= The Golden Goddess =

Tabletop roleplaying game supplement

Cover art by Clyde Caldwell, 1985

The Golden Goddess is a solo adventure published by TSR in 1985 for the action-adventure role-playing game The Adventures of Indiana Jones Role-Playing Game, itself based on the Indiana Jones movie franchise.

==Description==
The Golden Goddess is an adventure for one player, who takes on the role of Indiana Jones in a quest to reclaim the Golden Idol that Rene Belloq took from Jones in the first few minutes of Raiders of the Lost Ark. In order to avoid spoilers, the player uses a "Magic Viewer" to read the correct paragraphs of text, following the adventure from page to page much like a Fighting Fantasy adventure.

Although the adventure is designed for solo play, reviewer Paul Mason noted that a gamemaster could adapt the adventure for use with a typical group of players.

==Publication history==
In 1984, TSR gained the license to make a role-playing game based on Indiana Jones, and released The Adventures of Indiana Jones Role-Playing Game the same year.
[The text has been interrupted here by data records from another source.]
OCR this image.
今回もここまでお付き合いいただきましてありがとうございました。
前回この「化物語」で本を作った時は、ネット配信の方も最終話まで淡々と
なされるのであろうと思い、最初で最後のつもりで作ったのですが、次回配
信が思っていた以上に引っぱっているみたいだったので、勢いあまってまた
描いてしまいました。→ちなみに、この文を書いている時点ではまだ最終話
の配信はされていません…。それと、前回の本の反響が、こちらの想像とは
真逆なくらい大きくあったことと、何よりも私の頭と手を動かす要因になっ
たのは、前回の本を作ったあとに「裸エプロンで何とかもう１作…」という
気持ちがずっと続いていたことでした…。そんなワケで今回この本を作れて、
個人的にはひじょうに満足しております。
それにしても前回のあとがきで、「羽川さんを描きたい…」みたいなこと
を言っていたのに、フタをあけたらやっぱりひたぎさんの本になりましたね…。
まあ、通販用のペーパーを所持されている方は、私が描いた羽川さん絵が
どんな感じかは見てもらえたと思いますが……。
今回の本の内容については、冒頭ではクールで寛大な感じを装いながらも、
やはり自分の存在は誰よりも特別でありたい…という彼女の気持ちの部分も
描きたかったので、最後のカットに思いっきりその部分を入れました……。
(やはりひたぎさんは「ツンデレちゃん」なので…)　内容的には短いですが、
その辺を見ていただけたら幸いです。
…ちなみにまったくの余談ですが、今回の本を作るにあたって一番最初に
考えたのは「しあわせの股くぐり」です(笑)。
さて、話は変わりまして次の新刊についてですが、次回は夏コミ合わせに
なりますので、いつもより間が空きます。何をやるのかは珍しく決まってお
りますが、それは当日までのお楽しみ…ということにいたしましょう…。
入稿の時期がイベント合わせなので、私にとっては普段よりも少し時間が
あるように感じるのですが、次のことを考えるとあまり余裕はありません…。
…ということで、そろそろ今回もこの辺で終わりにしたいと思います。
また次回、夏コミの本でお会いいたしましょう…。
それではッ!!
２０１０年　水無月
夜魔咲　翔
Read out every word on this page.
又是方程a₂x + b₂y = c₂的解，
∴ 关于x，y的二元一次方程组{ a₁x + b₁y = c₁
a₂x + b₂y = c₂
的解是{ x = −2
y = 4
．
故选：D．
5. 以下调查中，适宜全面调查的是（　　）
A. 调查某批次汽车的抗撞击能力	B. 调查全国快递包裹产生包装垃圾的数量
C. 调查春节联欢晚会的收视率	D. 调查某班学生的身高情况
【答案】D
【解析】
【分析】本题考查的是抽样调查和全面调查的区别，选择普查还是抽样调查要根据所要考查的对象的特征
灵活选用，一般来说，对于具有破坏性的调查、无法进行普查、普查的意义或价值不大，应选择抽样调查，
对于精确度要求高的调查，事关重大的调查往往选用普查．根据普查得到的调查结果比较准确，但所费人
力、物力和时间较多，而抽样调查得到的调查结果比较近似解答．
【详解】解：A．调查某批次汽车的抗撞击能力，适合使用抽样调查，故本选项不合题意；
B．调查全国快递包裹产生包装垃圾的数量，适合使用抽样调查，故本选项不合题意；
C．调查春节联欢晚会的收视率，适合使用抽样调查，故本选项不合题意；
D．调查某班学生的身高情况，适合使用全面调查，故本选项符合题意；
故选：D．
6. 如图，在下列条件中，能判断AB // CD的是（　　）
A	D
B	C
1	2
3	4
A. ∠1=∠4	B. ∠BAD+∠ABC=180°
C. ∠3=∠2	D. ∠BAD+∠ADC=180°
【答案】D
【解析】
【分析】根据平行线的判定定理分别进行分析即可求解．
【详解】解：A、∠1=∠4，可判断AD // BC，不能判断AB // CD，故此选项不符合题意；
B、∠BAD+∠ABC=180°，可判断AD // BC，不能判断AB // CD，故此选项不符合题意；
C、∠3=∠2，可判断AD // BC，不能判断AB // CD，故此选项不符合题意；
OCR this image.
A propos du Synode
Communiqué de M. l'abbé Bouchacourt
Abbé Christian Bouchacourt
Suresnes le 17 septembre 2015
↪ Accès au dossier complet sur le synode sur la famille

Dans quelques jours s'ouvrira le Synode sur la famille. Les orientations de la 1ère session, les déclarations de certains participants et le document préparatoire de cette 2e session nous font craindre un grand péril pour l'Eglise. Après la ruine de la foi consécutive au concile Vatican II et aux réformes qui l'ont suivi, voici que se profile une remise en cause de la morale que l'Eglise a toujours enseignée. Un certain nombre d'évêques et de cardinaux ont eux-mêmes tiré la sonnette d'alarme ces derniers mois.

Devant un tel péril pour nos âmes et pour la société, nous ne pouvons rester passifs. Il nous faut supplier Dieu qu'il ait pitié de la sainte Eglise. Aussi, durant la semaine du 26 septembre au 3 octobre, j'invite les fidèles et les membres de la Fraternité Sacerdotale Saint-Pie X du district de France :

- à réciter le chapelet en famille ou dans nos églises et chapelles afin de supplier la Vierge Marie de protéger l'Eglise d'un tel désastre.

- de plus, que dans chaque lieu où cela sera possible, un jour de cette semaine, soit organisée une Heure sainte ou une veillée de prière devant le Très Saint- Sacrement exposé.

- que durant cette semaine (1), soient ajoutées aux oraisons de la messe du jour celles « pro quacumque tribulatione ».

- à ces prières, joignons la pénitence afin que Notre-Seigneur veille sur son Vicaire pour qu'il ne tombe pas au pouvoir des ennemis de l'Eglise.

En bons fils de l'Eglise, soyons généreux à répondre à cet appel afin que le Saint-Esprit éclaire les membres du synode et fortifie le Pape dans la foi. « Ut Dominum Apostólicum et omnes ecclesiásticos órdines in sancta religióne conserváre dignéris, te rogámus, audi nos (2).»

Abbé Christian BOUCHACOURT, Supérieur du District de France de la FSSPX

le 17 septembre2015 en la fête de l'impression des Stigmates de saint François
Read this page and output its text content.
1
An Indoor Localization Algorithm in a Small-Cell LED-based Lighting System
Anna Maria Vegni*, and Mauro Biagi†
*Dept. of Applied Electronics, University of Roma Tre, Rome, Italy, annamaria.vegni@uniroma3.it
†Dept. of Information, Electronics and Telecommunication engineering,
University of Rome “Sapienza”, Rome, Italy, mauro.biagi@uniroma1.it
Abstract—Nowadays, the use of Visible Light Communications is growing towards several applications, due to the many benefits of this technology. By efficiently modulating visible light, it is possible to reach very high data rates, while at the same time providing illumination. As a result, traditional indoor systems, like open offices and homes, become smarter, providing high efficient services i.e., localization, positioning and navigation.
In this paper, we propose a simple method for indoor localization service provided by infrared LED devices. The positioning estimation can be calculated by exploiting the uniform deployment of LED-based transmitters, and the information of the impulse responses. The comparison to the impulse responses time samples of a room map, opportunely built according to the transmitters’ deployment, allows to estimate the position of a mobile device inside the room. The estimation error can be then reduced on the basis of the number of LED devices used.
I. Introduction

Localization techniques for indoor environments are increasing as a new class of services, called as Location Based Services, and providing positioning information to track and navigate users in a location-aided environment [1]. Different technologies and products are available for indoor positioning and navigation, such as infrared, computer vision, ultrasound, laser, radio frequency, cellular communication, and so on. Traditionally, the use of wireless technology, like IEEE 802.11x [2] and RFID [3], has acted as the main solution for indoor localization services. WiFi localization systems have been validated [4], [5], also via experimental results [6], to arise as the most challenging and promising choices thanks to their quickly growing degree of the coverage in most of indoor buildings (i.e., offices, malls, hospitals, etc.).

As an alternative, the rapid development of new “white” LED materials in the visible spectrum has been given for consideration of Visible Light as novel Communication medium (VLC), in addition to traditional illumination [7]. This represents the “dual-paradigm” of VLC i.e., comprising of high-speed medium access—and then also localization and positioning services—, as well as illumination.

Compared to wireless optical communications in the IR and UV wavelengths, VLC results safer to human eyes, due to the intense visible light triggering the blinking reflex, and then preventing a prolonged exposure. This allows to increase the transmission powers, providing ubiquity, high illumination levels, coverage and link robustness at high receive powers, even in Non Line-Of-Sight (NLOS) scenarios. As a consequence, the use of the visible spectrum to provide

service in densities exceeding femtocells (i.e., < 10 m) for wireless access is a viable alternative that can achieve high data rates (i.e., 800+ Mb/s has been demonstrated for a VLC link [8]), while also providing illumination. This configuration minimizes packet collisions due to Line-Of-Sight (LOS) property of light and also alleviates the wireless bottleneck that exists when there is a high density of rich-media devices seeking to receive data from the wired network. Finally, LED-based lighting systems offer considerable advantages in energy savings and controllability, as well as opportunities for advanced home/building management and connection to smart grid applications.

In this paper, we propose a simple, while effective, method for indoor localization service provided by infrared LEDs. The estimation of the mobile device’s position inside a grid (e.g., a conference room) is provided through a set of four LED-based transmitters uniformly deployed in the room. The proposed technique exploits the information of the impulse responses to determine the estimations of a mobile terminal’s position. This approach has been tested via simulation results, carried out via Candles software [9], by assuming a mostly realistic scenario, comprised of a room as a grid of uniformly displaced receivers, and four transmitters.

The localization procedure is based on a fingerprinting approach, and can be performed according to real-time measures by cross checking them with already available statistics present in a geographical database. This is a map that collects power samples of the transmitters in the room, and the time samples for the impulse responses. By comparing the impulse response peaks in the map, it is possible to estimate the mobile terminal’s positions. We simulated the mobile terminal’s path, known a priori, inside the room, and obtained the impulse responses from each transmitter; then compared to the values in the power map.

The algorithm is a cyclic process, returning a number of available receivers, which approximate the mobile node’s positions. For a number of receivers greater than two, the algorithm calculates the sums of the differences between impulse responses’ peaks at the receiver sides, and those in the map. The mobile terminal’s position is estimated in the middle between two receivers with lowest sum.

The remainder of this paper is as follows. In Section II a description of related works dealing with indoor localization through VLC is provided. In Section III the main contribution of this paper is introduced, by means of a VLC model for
Over the next two years, TSR supported the game with six adventures, the fourth one being IJ4 The Golden Goddess, a 16-page softcover book with a map, viewer film, cardstock miniatures, and two outer folders written by Ed Carmien, with interior art by Jeff Easley, Jayne Hoffmann, Dennis Kauth, and Marsha Kauth, and cover art by Clyde Caldwell.

The Indiana Jones role-playing game did not sell well, and TSR eventually ceased publication and allowed the license to expire. In 1994, West End Games acquired the rights to publish their own version of a role-playing game, The World of Indiana Jones.

==Reception==
In Issue 30 of Imagine, Paul Mason was not impressed by this adventure, calling it "actually quite a drab plot" and rating the 16-page adventure "remarkably short and dull." He concluded by suggesting players give this adventure a miss, saying, "Solo scenarios are supposed to be designed for gamers who can't find other players. Quite frankly, if you can't find players you'd be better off spending your money on trips to the cinema than buying this module."